Abstract:Large Language Models (LLMs) have demonstrated potential for data science tasks via code generation. However, the exploratory nature of data science, alongside the stochastic and opaque outputs of LLMs, raise concerns about their reliability. While prior work focuses on benchmarking LLM accuracy, reproducibility remains underexplored, despite being critical to establishing trust in LLM-driven analysis. We propose a novel analyst-inspector framework to automatically evaluate and enforce the reproducibility of LLM-generated data science workflows - the first rigorous approach to the best of our knowledge.

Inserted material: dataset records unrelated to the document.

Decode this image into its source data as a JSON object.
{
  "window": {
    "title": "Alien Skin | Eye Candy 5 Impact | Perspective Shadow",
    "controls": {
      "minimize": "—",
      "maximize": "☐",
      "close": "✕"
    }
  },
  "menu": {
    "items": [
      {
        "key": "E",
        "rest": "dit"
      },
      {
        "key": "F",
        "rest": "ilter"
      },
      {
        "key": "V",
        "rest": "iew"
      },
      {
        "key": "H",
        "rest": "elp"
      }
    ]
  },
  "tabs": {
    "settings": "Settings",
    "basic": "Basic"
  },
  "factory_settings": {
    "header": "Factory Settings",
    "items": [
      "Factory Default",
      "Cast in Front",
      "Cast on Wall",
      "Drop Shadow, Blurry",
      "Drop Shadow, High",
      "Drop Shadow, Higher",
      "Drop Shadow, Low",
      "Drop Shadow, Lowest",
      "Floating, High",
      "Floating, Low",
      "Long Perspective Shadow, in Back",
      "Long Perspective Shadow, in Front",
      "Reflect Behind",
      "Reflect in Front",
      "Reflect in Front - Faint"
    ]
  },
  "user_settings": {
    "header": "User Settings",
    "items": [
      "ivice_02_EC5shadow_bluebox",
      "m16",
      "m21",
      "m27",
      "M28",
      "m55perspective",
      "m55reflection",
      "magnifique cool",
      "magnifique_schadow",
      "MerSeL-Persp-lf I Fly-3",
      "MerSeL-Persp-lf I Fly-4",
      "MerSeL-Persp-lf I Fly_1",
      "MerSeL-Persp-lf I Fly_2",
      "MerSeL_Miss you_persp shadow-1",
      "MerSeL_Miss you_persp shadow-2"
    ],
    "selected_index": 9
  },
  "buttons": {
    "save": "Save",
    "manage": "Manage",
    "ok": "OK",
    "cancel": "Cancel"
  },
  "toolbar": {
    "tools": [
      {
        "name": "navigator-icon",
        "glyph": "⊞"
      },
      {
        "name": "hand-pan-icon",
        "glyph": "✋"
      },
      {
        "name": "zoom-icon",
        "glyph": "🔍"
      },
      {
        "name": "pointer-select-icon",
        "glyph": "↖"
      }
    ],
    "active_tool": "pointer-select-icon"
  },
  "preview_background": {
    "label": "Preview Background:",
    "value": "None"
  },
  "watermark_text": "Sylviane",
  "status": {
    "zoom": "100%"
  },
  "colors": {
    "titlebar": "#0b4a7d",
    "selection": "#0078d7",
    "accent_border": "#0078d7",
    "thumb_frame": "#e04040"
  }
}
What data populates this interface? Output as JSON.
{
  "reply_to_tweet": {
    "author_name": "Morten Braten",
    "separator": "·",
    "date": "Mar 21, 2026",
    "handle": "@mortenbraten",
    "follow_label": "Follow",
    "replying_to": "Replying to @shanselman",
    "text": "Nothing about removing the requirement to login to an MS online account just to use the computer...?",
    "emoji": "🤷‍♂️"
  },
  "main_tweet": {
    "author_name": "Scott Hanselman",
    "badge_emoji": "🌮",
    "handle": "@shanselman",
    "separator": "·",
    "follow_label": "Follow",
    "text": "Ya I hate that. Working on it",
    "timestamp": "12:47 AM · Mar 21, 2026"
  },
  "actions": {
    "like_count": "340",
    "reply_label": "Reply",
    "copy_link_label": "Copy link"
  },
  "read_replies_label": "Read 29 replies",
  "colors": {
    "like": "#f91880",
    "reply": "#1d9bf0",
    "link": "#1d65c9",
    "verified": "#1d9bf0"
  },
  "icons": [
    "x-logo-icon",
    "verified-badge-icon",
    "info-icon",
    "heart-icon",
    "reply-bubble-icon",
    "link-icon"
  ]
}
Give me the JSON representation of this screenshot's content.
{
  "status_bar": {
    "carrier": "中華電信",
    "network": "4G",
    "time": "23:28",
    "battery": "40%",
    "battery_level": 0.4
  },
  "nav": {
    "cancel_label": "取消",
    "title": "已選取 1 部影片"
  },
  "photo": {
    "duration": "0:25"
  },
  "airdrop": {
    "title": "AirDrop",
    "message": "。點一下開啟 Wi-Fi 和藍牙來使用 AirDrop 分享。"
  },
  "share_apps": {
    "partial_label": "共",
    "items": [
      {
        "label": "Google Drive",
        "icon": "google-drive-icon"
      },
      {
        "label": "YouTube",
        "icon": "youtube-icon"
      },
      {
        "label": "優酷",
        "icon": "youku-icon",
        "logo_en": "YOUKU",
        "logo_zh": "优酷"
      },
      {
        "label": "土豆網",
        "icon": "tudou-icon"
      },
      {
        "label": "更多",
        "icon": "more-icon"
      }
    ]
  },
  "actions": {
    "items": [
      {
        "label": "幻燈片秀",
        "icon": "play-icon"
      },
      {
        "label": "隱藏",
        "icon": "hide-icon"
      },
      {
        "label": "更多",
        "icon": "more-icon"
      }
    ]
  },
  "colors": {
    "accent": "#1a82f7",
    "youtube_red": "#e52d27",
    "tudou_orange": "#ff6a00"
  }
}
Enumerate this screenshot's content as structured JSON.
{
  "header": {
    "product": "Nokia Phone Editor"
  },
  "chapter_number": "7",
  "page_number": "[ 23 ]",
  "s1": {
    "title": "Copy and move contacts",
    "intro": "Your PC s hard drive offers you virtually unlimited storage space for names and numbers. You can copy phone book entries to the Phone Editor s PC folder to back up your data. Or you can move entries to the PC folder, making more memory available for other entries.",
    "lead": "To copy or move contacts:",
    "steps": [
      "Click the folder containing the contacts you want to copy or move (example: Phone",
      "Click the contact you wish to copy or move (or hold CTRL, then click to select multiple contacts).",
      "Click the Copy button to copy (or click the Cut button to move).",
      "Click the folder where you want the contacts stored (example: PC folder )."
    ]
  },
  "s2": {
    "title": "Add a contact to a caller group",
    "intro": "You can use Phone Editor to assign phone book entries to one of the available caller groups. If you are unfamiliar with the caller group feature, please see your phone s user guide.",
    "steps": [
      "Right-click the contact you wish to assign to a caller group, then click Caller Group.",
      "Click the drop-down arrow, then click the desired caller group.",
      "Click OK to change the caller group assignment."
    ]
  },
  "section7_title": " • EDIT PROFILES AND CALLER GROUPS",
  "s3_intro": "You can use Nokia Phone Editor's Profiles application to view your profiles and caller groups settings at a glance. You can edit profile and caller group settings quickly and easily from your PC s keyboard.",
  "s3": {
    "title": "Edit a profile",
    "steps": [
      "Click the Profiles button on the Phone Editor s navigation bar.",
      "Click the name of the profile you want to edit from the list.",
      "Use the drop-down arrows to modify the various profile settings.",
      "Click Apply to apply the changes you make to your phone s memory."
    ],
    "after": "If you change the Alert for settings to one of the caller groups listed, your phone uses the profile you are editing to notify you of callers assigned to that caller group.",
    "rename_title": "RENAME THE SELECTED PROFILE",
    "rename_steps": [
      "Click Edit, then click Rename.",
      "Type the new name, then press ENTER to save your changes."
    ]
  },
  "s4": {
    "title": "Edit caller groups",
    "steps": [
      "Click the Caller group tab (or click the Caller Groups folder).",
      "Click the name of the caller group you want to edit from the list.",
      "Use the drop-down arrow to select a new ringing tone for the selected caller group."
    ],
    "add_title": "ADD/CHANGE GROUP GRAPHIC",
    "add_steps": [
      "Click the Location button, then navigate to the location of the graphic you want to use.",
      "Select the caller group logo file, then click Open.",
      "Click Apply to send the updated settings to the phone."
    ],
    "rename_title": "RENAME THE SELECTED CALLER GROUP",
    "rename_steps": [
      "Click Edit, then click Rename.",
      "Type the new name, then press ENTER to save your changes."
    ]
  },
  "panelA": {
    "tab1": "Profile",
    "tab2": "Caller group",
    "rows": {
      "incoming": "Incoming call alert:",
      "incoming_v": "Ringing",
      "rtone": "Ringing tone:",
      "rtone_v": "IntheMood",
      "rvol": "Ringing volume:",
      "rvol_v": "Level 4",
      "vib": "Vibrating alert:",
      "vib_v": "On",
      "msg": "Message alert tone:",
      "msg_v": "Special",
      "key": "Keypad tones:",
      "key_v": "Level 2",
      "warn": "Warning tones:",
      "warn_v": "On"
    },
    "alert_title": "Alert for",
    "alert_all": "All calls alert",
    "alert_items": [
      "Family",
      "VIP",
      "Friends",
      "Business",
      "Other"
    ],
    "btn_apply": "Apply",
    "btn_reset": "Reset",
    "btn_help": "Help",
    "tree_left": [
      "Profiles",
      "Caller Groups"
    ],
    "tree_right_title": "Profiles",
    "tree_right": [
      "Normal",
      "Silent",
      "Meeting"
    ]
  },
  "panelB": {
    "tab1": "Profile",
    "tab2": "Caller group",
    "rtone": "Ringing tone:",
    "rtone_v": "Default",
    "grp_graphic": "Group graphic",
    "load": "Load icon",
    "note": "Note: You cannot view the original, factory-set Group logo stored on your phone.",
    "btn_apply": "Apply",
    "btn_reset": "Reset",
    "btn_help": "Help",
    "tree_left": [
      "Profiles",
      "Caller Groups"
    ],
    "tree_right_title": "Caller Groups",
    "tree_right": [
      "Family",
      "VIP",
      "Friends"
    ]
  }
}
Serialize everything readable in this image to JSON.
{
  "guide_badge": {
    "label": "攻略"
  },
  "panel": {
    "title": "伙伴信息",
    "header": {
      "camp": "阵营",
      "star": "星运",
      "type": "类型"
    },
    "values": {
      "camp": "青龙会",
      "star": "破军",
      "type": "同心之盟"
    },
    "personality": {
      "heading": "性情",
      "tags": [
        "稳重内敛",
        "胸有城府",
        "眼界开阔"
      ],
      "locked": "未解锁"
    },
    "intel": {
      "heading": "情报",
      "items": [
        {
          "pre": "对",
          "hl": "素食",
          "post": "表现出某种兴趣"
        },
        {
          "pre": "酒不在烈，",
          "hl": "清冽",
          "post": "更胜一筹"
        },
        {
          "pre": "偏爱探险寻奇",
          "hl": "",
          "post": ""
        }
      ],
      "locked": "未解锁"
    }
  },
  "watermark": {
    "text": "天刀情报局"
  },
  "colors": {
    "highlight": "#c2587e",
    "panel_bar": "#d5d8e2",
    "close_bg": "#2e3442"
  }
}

Defining reproducibility as the sufficiency and completeness of workflows for reproducing functionally equivalent code, this framework enforces computational reproducibility principles, ensuring transparent, well-documented LLM workflows while minimizing reliance on implicit model assumptions. Using this framework, we systematically evaluate five state-of-the-art LLMs on 1,032 data analysis tasks across three diverse benchmark datasets. We also introduce two novel reproducibility-enhancing prompting strategies. Our results show that higher reproducibility strongly correlates with improved accuracy and reproducibility-enhancing prompts are effective, demonstrating structured prompting's potential to enhance automated data science workflows and enable transparent, robust AI-driven analysis. Our code is publicly available.